Do you have nothing to hide?
(comments are open on this post for a few days.)
I'm set to go on vacation in the near future and a short plane trip is par for the course. I didn't hear about the British terror plot involving liquids until Michelle's mother, Pat, mentioned it in an email. I've been astounded at the reaction. It's very similar to the reaction to the Richard Reid incident (the shoe bomber). That reaction went something like: "Oh, people want to blow up shit with their shoes? Well, we'll have to start checking shoes now." Anyone who travels in or to the U.S. will be familiar with having to take ones shoes off during the security check at the airport.
Now we can't have liquids on planes because someone was going to smuggle a binary explosive (where two benign compounds are mixed to form something more deadly). And because anything with a current in it could be used to trigger an explosive, all electronic devices (laptops, ipods, cellphones, etc.) are banned from the airplane as well (this appears to be the case in the UK and at Boston's Logan airport). There are some reports that you can't even take paper onto planes in the UK... you can't even take a freakin' book on an international flight?!?!?!
I predict that it will soon approach the state where we're more comfortable with the possiblity of our plane being blown up than having to, as Lauren Weinstein has put it, be chained naked to the seats of the plane.
And the most infuriating things I've heard come from your average member of the public. NPR quoted a few people who were not put off at all by the increased security... and then it hit: one passenger waiting in an ungodly security line said, "And, if you've got nothing to hide, what's the big deal?"
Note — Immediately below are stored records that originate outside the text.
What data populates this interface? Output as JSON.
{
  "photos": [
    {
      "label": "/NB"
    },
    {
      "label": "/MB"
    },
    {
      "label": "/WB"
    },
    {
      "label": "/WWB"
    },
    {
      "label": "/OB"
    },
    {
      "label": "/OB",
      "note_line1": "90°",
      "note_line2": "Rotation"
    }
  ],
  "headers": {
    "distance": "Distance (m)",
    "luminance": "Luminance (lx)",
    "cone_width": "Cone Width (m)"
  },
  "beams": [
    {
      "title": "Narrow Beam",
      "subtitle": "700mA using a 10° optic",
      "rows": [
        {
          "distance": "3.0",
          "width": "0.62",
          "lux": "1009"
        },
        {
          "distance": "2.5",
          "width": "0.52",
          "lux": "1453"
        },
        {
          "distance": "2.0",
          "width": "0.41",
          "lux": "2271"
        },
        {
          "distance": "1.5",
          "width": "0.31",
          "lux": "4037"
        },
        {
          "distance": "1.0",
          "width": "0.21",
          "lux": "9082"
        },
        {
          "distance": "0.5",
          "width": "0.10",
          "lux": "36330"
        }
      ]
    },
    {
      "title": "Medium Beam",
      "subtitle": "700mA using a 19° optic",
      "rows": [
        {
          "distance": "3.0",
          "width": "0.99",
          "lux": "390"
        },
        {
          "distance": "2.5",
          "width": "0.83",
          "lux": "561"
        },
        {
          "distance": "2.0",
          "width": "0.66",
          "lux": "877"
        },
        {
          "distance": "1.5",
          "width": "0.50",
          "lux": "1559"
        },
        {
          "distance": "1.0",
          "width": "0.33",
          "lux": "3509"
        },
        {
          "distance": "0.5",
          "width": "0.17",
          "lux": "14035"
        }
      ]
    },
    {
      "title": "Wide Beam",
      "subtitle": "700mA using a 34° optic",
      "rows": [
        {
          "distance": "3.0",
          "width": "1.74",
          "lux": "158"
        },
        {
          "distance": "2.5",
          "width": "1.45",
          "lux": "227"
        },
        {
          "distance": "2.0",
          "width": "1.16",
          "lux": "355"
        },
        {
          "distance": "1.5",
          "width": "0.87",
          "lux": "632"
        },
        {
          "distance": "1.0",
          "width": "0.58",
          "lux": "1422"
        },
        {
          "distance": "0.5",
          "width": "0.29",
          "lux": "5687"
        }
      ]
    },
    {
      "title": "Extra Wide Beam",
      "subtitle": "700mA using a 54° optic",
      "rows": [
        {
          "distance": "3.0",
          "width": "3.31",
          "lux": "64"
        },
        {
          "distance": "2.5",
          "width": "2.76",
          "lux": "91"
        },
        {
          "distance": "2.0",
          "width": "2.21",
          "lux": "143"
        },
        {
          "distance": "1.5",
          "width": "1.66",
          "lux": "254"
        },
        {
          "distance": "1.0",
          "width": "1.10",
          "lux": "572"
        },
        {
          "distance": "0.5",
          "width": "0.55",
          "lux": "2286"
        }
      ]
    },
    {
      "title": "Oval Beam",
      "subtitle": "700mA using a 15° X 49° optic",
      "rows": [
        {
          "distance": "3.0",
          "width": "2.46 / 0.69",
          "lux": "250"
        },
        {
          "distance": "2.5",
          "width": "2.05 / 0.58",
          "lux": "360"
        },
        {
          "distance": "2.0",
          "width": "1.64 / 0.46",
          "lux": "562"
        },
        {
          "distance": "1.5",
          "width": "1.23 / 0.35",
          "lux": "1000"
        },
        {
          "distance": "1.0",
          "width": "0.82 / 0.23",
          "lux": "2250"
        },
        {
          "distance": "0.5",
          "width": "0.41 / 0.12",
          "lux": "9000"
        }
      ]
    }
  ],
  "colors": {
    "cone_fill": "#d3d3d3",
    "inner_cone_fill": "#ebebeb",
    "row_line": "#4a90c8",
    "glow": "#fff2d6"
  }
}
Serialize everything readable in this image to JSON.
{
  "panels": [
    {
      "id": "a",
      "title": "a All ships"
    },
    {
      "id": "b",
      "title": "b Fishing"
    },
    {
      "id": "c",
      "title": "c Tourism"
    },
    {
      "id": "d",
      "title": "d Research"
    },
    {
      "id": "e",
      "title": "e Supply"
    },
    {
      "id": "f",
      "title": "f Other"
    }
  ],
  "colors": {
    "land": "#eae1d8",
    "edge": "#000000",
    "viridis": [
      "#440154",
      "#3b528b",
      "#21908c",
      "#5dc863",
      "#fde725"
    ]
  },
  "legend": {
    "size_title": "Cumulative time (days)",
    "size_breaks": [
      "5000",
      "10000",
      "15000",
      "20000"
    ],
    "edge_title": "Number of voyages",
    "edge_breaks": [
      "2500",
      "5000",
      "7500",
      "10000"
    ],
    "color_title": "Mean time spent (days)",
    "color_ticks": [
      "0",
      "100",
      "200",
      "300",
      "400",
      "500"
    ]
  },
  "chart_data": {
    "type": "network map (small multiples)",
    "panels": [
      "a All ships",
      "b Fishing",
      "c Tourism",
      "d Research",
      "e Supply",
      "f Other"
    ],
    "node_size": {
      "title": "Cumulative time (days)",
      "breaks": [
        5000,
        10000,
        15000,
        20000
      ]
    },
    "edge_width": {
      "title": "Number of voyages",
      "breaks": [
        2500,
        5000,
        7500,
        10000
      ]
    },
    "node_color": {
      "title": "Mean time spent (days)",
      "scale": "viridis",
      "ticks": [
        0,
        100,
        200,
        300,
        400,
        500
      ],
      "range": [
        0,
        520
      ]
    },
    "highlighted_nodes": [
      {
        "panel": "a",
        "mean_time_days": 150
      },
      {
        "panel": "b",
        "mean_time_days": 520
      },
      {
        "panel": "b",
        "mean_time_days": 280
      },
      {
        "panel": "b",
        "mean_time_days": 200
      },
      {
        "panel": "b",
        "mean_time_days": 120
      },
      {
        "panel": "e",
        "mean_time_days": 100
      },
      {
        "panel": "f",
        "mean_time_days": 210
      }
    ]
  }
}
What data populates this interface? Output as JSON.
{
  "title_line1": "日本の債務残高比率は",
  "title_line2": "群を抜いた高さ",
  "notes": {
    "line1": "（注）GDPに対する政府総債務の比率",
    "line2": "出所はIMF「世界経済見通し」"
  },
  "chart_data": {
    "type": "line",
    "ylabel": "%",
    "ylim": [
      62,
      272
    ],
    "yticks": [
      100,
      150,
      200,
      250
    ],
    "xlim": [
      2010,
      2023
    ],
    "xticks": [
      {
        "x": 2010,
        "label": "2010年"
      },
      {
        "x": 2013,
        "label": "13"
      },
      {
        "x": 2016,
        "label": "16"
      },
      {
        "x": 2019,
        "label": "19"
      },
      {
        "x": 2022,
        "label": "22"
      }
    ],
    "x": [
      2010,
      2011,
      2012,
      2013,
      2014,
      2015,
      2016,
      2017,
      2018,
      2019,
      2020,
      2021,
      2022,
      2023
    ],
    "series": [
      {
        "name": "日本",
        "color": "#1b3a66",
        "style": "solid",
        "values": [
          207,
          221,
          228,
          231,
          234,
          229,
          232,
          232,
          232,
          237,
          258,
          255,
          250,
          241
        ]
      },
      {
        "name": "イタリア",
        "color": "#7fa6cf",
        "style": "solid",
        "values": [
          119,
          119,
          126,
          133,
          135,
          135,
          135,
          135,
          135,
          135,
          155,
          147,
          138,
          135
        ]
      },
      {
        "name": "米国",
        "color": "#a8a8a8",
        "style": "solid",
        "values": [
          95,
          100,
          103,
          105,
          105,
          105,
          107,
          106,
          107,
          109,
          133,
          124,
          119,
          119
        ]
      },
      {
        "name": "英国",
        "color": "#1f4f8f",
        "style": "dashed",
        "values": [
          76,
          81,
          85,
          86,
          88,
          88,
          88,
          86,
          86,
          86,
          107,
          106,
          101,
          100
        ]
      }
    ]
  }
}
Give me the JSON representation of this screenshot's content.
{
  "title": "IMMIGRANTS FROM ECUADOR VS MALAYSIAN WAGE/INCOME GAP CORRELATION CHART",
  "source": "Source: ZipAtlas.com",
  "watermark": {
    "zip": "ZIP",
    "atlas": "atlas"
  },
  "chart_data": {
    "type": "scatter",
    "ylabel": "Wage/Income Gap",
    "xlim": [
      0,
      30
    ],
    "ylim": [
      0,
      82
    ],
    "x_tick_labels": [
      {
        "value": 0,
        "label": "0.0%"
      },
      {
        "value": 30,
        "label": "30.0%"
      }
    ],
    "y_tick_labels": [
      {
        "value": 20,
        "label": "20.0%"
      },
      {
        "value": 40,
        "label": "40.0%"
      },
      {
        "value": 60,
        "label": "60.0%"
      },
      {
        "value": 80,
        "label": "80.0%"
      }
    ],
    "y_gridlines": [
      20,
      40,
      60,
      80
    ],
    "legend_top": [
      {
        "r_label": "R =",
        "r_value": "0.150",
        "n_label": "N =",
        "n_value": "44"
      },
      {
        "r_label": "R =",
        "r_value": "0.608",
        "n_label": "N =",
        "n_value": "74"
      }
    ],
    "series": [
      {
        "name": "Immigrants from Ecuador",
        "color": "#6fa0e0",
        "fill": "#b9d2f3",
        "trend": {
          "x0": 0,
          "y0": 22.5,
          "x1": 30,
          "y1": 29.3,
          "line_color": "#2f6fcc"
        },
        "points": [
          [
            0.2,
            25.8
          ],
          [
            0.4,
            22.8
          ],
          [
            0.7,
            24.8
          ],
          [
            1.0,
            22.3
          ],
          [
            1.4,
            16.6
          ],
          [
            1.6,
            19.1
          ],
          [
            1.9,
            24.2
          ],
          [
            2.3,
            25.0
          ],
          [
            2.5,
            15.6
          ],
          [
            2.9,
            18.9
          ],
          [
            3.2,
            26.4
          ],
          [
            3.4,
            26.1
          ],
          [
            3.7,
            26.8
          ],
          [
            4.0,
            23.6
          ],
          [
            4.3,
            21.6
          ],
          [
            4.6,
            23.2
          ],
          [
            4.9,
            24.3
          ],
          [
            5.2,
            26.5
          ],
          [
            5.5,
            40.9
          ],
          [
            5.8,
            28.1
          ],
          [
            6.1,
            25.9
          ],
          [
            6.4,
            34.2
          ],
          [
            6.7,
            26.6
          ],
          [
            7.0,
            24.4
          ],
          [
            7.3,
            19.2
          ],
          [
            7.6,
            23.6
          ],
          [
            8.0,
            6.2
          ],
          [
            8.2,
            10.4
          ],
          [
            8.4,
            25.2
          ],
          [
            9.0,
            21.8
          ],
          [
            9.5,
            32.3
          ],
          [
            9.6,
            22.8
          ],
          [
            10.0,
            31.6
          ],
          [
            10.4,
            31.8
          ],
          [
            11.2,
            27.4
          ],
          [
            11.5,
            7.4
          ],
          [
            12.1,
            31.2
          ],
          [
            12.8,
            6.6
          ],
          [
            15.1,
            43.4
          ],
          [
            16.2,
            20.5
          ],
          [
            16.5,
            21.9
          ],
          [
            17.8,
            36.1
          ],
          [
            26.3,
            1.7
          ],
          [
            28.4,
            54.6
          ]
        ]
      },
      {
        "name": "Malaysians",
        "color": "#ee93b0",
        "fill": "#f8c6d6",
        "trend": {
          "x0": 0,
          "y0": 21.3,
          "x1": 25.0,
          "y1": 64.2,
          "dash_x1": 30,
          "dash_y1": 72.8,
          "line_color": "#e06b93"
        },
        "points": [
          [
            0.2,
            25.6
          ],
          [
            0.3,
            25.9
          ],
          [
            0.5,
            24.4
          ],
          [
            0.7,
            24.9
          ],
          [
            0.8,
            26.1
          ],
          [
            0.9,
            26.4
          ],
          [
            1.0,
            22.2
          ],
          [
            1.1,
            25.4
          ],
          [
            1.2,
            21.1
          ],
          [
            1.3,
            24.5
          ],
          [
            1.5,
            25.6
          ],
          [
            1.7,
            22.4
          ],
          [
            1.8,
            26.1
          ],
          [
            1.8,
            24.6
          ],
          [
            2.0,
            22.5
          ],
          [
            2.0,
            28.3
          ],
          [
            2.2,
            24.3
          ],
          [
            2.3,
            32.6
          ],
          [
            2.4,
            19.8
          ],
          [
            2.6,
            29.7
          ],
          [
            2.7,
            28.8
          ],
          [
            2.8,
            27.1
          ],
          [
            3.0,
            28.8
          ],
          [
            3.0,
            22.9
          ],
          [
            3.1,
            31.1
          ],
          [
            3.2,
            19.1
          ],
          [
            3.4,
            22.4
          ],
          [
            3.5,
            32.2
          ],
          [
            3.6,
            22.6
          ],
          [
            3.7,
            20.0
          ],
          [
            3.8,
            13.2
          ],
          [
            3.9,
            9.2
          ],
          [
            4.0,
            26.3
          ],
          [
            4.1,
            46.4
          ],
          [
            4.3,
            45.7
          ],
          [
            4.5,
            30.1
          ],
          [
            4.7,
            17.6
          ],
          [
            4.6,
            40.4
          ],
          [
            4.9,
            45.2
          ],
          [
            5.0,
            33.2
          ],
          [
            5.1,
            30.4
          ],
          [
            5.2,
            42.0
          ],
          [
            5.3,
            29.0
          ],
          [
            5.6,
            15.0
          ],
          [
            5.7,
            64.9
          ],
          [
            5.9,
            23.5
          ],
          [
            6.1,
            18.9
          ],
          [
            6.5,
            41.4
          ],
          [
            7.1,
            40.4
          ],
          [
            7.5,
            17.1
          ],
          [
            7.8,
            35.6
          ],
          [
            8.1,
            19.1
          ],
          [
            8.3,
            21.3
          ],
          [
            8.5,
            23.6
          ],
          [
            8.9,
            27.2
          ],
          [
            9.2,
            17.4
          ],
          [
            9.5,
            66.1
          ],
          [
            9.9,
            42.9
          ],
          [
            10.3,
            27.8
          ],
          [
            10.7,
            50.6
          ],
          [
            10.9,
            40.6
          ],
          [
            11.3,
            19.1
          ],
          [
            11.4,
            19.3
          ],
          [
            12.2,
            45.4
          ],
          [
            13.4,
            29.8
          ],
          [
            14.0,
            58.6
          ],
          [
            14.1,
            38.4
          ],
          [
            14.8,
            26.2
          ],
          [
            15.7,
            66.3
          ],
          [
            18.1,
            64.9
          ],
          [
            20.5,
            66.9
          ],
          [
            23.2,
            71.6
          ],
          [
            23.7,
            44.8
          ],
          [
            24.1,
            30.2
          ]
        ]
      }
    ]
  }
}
I loathe that argument. It sounds so smug and uncontestable. I present, a great little anecdote that illustrates the proper response, in my opinion, to that argument. This is courtesy of Howard C. Berkowitz on Dave Farber's IP List:
I had a police officer knock on my door, after a juvenile fight a few houses down, and ask if he could "come in and look around."
"No."
"It's just routine."
"It's not routine for me, and since it's my house and you don't have a warrant, my definition of routine applies."
"What, do you have something to hide?"
"Help me understand that concept, Detective. Standing on my porch, please drop your trousers and, if any, undershorts."
"WHAAAAAT?"
"Well, if you have nothing to hide..."
If we had nothing to hide, we'd be naked (at least in places like California where it's rather nice most of the year). If we had nothing to hide, we'd speak our minds. If we had nothing to hide, we wouldn't have privacy.